Astros Fire Two, but That Won’t Clean Out Baseball’s Den of Thieves

Astros Fire Two, but That Won’t Clean Out Baseball’s Den of Thieves


First, though, let’s note countervailing facts. Stealing signs is an ancient art. A New York Giant named Bobby Thomson hit a famous home run to give the Giants a win over the Brooklyn Dodgers in the third game of a three-game playoff in 1951, a shot that broke hearts and lifted spirits and that lives on in music and literature.

As The Wall Street Journal reported five decades later, it turned out that Giants Manager Leo Durocher, who is known for the famous sports quotation “Nice guys finish last,” had installed a coach far in the manager’s office in center field and handed him binoculars. When he had decoded the pitching signs, he put his thumb on a buzzer that sounded in the Giants’ bullpen, and players there signaled the hitter. Perhaps Thomson’s homer was a pickpocket’s reward.

Just last summer, the Mets’ manager, Mickey Callaway, and his bench coach, Jim Riggleman, leveled an accusation at the Los Angeles Dodgers, who lost the 2017 World Series to the Astros. “I think they have a system that helps them get signals and stuff,” Riggleman told reporters in May. There was no proof, but then again there rarely is.

Let’s move beyond mere pilferage. Tony La Russa presided as manager over the birth of the sluggo steroids era in Oakland and then served as manager at its apogee in St. Louis, when Mark McGwire made like Popeye and swatted home runs toward the Mississippi.

Through it all, La Russa waved off any suggestion that his sluggers were doping, and he was later admitted to the Baseball Hall of Fame.

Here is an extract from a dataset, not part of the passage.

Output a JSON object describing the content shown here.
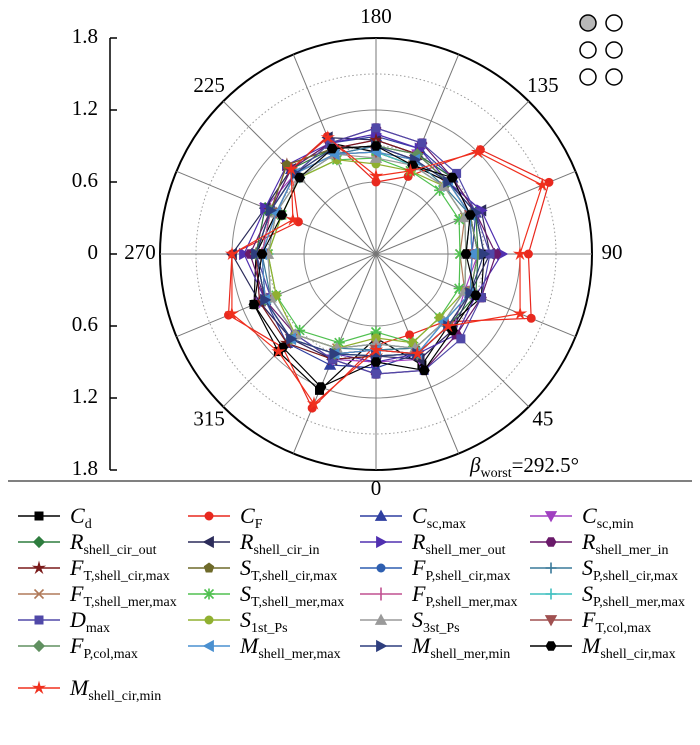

A scandal that leads players to inject illegal steroids to compete with absurdly muscled competitors is worse than banging like a banshee on a garbage can in hopes you can communicate to a hitter that a 93 miles-per-hour slider will arrive in the next 1.1 seconds. Professional athletes are stunning creatures, though, and so I would not rule out that such information might confer an edge.

A quick scan of statistics offers no damning revelation.

In 2017, the Astros hit .279 at home with 115 home runs and a .472 slugging average. On the road, where a pitch-stealing scam was more difficult to pull off, the Astros hit .284 with 123 home runs and a .483 slugging average. That was not a one-off. In 2018, the Astros hit .248 at home with 92 home runs; on the road, the Astros hit .262 with 113 home runs.